The Seattle fault zone—a 70-km-long, east-west belt of young reverse faults—is one of several fault zones in the Puget Lowland that accommodates 4-7 mm/yr of north-south shortening resulting from northward migration of forearc blocks along the Cascadia convergent margin. Like crustal faults in similar densely populated basins, the faults may pose a greater earthquake hazard than do much longer but more distant plate-boundary faults. Airborne Laser Swath Mapping (ALSM, also known as LiDAR mapping) of the Puget Lowland reveals previously unknown scarps beneath the forest canopy along some young reverse faults. One such fault is marked by a 1- to 5-m-high, south-facing, scarp that trends east from Waterman Point, about 4 km northeast of Bremerton and 17 km west of Seattle in the Seattle fault zone. Three trenches across the scarp display hanging walls of Oligocene sandstone and mudstone thrust over forest A horizons developed on drift, but differ in the number of earthquakes identified. One trench shows late Holocene slip of 5.5 m along a single exposed fault. In a second trench, two fault splays bounding folded drift and soil could be the result of one or two earthquakes. In the third trench, a second earthquake is recorded by a second buried forest A horizon developed on slope and hanging-wall-collapse colluvium produced during the first earthquake.
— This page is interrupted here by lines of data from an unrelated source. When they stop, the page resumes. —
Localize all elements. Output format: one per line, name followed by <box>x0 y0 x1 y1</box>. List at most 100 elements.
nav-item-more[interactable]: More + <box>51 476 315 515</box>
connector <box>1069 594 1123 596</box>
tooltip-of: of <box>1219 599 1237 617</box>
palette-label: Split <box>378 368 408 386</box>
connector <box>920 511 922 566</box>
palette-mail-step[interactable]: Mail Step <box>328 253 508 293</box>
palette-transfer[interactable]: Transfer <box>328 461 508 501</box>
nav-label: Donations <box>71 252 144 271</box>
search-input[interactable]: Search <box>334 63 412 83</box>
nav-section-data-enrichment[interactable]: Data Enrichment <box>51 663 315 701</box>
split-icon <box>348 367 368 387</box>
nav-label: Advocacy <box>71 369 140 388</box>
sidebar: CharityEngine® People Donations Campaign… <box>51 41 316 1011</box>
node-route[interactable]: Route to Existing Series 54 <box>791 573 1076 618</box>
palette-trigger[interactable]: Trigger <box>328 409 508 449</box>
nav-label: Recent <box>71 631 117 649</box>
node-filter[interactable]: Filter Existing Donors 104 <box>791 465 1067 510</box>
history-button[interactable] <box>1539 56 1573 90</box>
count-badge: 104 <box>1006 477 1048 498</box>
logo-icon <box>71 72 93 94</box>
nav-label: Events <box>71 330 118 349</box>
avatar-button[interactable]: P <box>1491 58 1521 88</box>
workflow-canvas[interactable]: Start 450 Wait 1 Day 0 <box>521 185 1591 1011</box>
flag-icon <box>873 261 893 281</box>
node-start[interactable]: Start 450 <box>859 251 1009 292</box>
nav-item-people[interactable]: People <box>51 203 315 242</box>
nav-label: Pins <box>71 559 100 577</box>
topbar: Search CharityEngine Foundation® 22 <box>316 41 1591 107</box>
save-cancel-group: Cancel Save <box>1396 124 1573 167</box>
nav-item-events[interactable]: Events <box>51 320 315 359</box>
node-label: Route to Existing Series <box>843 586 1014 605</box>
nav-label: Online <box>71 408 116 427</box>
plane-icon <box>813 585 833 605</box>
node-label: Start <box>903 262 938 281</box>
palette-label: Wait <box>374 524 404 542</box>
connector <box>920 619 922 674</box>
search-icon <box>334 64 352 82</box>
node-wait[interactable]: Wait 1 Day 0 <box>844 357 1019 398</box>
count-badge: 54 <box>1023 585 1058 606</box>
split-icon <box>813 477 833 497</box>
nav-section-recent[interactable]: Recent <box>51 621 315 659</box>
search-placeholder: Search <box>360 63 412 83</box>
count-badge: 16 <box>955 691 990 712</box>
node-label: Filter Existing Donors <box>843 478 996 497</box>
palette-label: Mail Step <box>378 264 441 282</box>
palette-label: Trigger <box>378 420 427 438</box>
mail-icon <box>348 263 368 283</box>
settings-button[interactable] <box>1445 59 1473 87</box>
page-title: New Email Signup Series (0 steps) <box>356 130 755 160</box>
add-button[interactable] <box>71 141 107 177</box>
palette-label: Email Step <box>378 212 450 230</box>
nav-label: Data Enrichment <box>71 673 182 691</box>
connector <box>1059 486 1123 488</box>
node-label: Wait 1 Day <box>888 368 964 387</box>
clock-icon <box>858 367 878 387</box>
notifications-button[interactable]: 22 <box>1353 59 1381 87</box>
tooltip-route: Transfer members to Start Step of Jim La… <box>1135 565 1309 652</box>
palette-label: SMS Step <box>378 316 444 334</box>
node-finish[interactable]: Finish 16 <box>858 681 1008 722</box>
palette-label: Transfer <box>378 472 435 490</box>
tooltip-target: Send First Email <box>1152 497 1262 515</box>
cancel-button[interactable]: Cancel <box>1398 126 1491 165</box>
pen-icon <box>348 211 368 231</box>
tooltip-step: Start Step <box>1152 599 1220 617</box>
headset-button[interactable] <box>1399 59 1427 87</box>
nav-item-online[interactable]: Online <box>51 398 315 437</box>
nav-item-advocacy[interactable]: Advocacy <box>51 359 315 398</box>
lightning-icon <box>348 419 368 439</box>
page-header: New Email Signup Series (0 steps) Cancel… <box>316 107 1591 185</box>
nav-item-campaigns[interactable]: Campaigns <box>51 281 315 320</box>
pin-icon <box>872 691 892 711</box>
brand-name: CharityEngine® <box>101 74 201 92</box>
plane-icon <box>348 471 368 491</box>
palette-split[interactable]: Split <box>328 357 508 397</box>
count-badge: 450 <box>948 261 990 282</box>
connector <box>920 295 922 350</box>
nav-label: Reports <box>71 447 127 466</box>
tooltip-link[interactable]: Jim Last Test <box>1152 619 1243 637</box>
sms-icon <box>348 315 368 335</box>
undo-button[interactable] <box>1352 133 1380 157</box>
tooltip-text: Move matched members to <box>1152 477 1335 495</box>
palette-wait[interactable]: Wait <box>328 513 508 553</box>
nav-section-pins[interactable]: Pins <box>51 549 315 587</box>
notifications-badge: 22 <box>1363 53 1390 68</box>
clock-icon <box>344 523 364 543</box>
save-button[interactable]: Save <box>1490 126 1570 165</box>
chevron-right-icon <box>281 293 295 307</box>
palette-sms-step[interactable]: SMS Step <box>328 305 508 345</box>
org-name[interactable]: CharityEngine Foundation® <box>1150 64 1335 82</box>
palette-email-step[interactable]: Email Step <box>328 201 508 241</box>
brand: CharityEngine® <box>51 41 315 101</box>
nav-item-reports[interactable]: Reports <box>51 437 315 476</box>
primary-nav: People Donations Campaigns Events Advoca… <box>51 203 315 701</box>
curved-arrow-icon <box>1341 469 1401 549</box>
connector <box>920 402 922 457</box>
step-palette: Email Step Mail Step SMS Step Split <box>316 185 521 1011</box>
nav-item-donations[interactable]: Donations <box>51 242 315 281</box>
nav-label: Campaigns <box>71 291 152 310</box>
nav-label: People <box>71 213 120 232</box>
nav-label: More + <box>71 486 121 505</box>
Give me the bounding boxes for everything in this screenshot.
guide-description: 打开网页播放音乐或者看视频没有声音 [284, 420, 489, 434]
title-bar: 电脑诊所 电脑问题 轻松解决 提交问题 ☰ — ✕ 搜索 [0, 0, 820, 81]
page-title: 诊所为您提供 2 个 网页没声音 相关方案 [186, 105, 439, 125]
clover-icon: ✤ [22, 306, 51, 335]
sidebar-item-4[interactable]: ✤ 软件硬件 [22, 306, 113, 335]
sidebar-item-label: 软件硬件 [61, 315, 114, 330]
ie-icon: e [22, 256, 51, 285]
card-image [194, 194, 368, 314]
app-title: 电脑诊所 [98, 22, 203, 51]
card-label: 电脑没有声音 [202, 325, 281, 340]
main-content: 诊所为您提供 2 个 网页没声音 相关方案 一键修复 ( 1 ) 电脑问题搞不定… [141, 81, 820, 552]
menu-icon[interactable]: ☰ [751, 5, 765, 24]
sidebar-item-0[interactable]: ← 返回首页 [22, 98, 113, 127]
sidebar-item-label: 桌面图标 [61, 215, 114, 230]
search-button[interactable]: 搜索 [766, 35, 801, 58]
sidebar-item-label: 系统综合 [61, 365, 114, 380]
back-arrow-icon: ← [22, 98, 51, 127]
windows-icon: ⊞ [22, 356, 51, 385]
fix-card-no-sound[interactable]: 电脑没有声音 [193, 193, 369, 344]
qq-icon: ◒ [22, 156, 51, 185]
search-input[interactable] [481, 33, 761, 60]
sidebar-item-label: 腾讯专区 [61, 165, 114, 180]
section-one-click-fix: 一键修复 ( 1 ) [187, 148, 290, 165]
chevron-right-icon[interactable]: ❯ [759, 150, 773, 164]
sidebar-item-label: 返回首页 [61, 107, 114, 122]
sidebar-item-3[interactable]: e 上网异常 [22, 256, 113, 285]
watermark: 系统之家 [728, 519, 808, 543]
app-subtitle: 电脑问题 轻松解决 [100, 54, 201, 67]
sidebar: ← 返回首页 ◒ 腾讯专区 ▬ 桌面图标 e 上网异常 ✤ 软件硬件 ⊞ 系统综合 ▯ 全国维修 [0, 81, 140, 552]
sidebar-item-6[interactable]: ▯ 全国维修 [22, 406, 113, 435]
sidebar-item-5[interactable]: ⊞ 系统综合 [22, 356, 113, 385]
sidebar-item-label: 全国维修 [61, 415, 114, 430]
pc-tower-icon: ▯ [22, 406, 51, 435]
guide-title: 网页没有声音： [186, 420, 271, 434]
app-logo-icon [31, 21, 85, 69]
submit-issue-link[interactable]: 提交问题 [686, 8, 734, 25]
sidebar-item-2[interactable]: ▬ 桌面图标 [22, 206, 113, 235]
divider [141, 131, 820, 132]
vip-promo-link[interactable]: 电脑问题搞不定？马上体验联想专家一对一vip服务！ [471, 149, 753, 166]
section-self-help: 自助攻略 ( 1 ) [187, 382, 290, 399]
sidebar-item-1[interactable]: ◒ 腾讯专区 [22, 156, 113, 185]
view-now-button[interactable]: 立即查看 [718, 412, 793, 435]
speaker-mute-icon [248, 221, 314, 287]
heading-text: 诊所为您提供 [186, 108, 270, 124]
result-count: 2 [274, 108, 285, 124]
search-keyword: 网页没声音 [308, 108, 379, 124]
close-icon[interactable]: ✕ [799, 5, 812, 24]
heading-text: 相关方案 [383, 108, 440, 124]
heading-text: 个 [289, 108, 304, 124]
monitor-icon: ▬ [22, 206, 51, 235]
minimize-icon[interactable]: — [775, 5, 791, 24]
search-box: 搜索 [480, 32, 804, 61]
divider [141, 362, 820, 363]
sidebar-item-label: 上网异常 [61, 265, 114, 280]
Although 14C ages from the second buried A horizon in the third trench are indistinguishable from those from the A horizons buried during the first earthquake, the two buried A horizons in the third trench show that the large net fault slips (5.5 m and 4.0 m) in the first and second trenches are the result of two earthquakes. The youngest of 16 14C ages on charcoal fragments from the older buried A horizons suggests an AD 970-1160 age for the first earthquake, which is probably the AD 900-930 earthquake that raised marine terraces and triggered a tsunami in Puget Sound. The second earthquake apparently post-dates the first by less than a few hundred years. If the first earthquake on the Waterman Point fault correlates with the youngest earthquake on a similar, previously studied en echelon scarp 3 km to the northeast, the record of earthquakes on faults of the Seattle fault zone in the past 2500 years increases to 4 or 5.